Question

Your dorm wishes to purchase a small used cannon with the intent of firing a blank after each touchdown at home games. The spec sheet for a cannon of interest is missing some pages; however, the information you have claims that when the cannon is fired, the position of the cannonball as a function of time (while it is in the barrel of the cannon) is given by:
x(t) = (1.70 ✕ 10^5 m/s^2)t^2 − (1.20 ✕ 10^7 m/s^3)t^3.

The spec sheet further claims that the cannon design is such that the acceleration of the cannonball is zero at the exit end of the barrel. In order to learn more about the cannon, you are asked to determine the following.
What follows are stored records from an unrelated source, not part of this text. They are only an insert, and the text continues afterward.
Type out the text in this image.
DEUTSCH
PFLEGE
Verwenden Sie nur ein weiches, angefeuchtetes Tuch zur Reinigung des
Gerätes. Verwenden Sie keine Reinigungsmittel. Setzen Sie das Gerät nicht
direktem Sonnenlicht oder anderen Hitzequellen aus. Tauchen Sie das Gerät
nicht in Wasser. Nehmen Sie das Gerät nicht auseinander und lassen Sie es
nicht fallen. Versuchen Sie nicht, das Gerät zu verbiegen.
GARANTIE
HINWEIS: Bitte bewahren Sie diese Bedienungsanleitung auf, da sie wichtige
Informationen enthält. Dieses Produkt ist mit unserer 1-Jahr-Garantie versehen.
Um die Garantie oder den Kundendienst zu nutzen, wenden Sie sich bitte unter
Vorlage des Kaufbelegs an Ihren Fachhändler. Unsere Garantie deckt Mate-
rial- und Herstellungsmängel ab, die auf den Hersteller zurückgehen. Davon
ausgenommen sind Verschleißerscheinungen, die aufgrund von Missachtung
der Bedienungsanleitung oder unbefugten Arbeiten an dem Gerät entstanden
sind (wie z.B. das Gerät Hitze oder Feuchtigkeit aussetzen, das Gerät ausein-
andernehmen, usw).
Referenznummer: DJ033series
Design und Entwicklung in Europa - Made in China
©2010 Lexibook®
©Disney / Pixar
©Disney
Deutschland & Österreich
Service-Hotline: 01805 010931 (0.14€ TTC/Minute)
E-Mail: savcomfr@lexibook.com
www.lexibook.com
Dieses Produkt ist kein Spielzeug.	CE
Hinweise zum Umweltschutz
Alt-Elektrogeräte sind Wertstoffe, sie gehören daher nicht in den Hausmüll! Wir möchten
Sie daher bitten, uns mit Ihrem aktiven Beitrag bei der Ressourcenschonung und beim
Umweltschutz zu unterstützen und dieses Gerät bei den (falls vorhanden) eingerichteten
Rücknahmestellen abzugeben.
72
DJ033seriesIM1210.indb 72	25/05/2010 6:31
a. time it takes for a cannonball to travel the length of the barrel
How can you determine an expression for the acceleration of the cannonball from an expression for the position of the cannonball? What is the acceleration of the cannonball as it exits the barrel of the cannon? s
b. speed of a cannonball as it exits the barrel
How can you determine an expression for the velocity of the cannonball from an expression for the position of the cannonball? How are the speed and velocity of the cannonball related? At what time do you wish to determine the speed of the cannonball? m/s
c. length of the barrel

Answer 1

a) $t=4.7\cdot 10^{-3} s$

b) $v=802.7 m/s$

c) L = 2.51 m

Explanation:

a)

The position of the cannonball at time t is given by

$x(t)=(1.70\cdot 10^5)t^2 -(1.20\cdot 10^7)t^3$

This is the position of the cannonball inside the barrel, measured with respect to the starting point.

The velocity of the cannonball can be found by calculating the derivative of the position; we find:

$v(t)=x'(t)=2(1.70\cdot 10^5)t-3(1.20\cdot 10^7)t^2=\\=3.40\cdot 10^5 t-3.60\cdot 10^7 t^2$

Similarly, the acceleration of the cannonball is given by the derivative of the velocity, so we find:

$a(t)=v'(t)=3.40\cdot 10^5 -2(3.60\cdot 10^7)t=3.40\cdot 10^5 -7.20\cdot 10^7t$

Here we are told that the acceleration of the ball at the end of the barrel (so, when x = L, where L is the length of the barrel) is zero, so:

$a(t')=0$

Where t' is the time at which the ball reaches the end of the barrel. Solving the last equation for t',

$0=3.40\cdot 10^5 - 7.20\cdot 10^7t'\\t'=\frac{3.40\cdot 10^5}{7.20\cdot 10^7}=4.7\cdot 10^{-3} s$

b)

In part a, we have calculated that the time it takes for the cannonball to reach the end of the barrel is

$t'=4.7\cdot 10^{-3} s$

We also know that the expression for the velocity of the ball is

$v(t)=3.40\cdot 10^5 t-3.60\cdot 10^7 t^2$

Therefore, if we substituting t = t', we can find the velocity of the cannonball when it exits the barrel:

$v(t')=3.40\cdot 10^5\cdot 4.7\cdot 10^{-3} -3.60\cdot 10^7 \cdot (4.7\cdot 10^{-3})^2=802.7 m/s$

And this is equal to the speed of the cannon: in fact, when it is in the barrel, the motion of the cannonball is along one direction only, this means that the speed is equal to the magnitude of the velocity.

c)

Here we want to find the length of the barrel.

From part a) and b), we know that the expression for the position of the cannonball at time t is

$x(t)=(1.70\cdot 10^5)t^2 -(1.20\cdot 10^7)t^3$

Moreover, we also know that the ball exits the barrel at time of

$t'=4.7\cdot 10^{-3} s$

This means that at t = t', the ball is at x = L, where L is the length of the barrel.

Therefore, we can find the length of the barrel by substituting the value of t' in the expression for x(t). Doing so, we find:

$L=x(t')=(1.70\cdot 10^5)(4.7\cdot 10^{-3})^2-(1.20\cdot 10^7)(4.7\cdot 10^{-3})^3=2.51 m$

So, the length of the barrel is 2.51 m.